L’appel interjeté par Alain Juppé, immédiatement après sa condamnation, a pour effet de suspendre l’application de cette décision jusqu’à l’arrêt de la cour d'appel. Le 1er décembre 2004, celle-ci réduit la condamnation à quatorze mois de prison avec sursis et un an d’inéligibilité.
La cour a commenté :« Il est regrettable qu’au moment où le législateur prenait conscience de la nécessité de mettre fin à des pratiques délictueuses qui existaient à l’occasion du financement des partis politiques, M. Juppé n’ait pas appliqué à son propre parti les règles qu’il avait votées au parlement.
Il est également regrettable que M. Juppé, dont les qualités intellectuelles sont unanimement reconnues, n’ait pas cru devoir assumer devant la justice l’ensemble de ses responsabilités pénales et ait maintenu la négation de faits avérés. Toutefois, M. Juppé s’est consacré pendant de nombreuses années au service de l’État, n’a tiré aucun enrichissement personnel de ces infractions commises au bénéfice de l’ensemble des membres de son parti, dont il ne doit pas être le bouc émissaire. »
- Il démissionne le lendemain de son dernier mandat, celui de maire de Bordeaux.
- Il s’exile 2 ans au Canada et revient reprendre sa place après avoir organisé une élection spécialement pour lui.
Le costume de chevalier blanc n'est il pas un peu trop large pour Alain Juppé, celui de comique troupier ne semblerait il pas plus à sa taille ?
* Copyright Jacques Chirac




Commentaires
Toujours selon wikipedia le terme "has-been"

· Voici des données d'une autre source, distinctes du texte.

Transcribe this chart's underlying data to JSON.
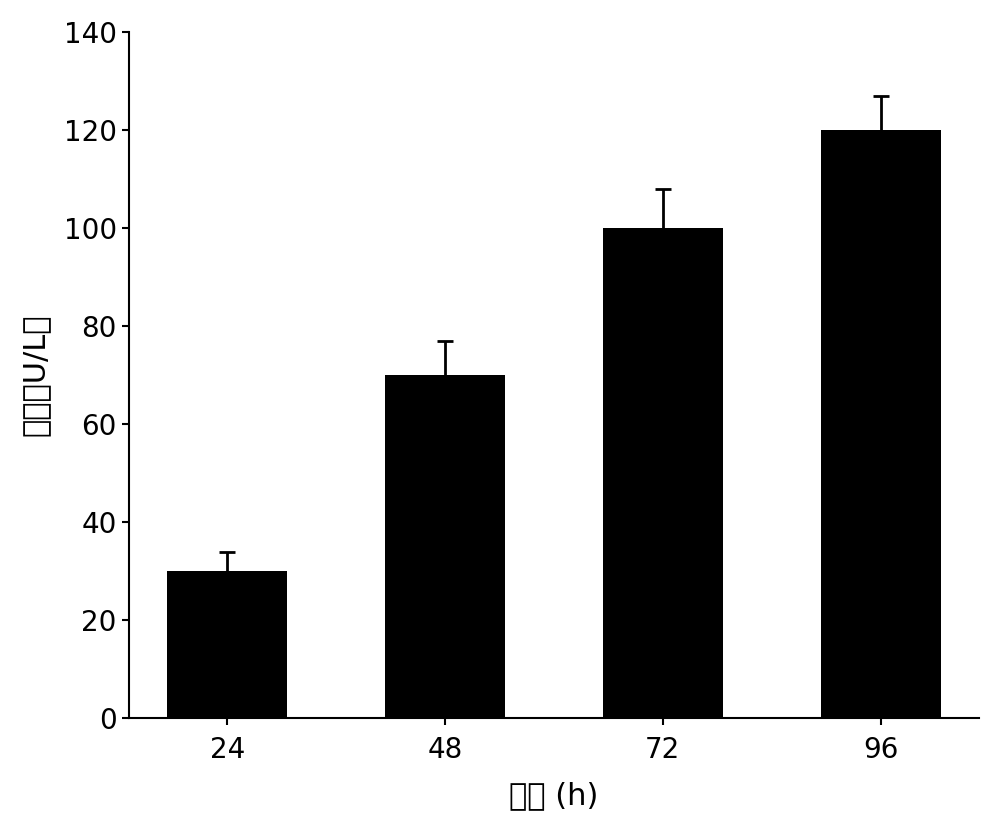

Has-been (anglicisme signifiant littéralement « a été ») est un terme qui sert à qualifier quelqu'un ou quelque chose de désuet, obsolète, passé de mode ou ringard. L'expression est particulièrement employée pour désigner une célébrité ayant connu un réel succès dans le passé, mais qui est depuis tombée dans l'oubli ou a retrouvé l'anonymat.
Le has-been est prêt à tout pour revenir sous les feux de l’actualité.
Ca ne vous rapelle personne ?
Il est toujours bon de se rafraîchir la mémoire. Pour Gilles Savary (Conseiller général PS) " c'est par une volonté politique délibérée qu'Alain Juppé a installé, sur la base d'une délibération municipale illégale et déboutée à trois reprises devant les tribunaux, un groupe d'intégristes catholiques dans une église de Bordeaux. " ( Il s'agit de " "'église Saint-Eloi, où l'humoriste Dieudonné fit baptiser sa fille par l'abbé intégriste Laguérie.)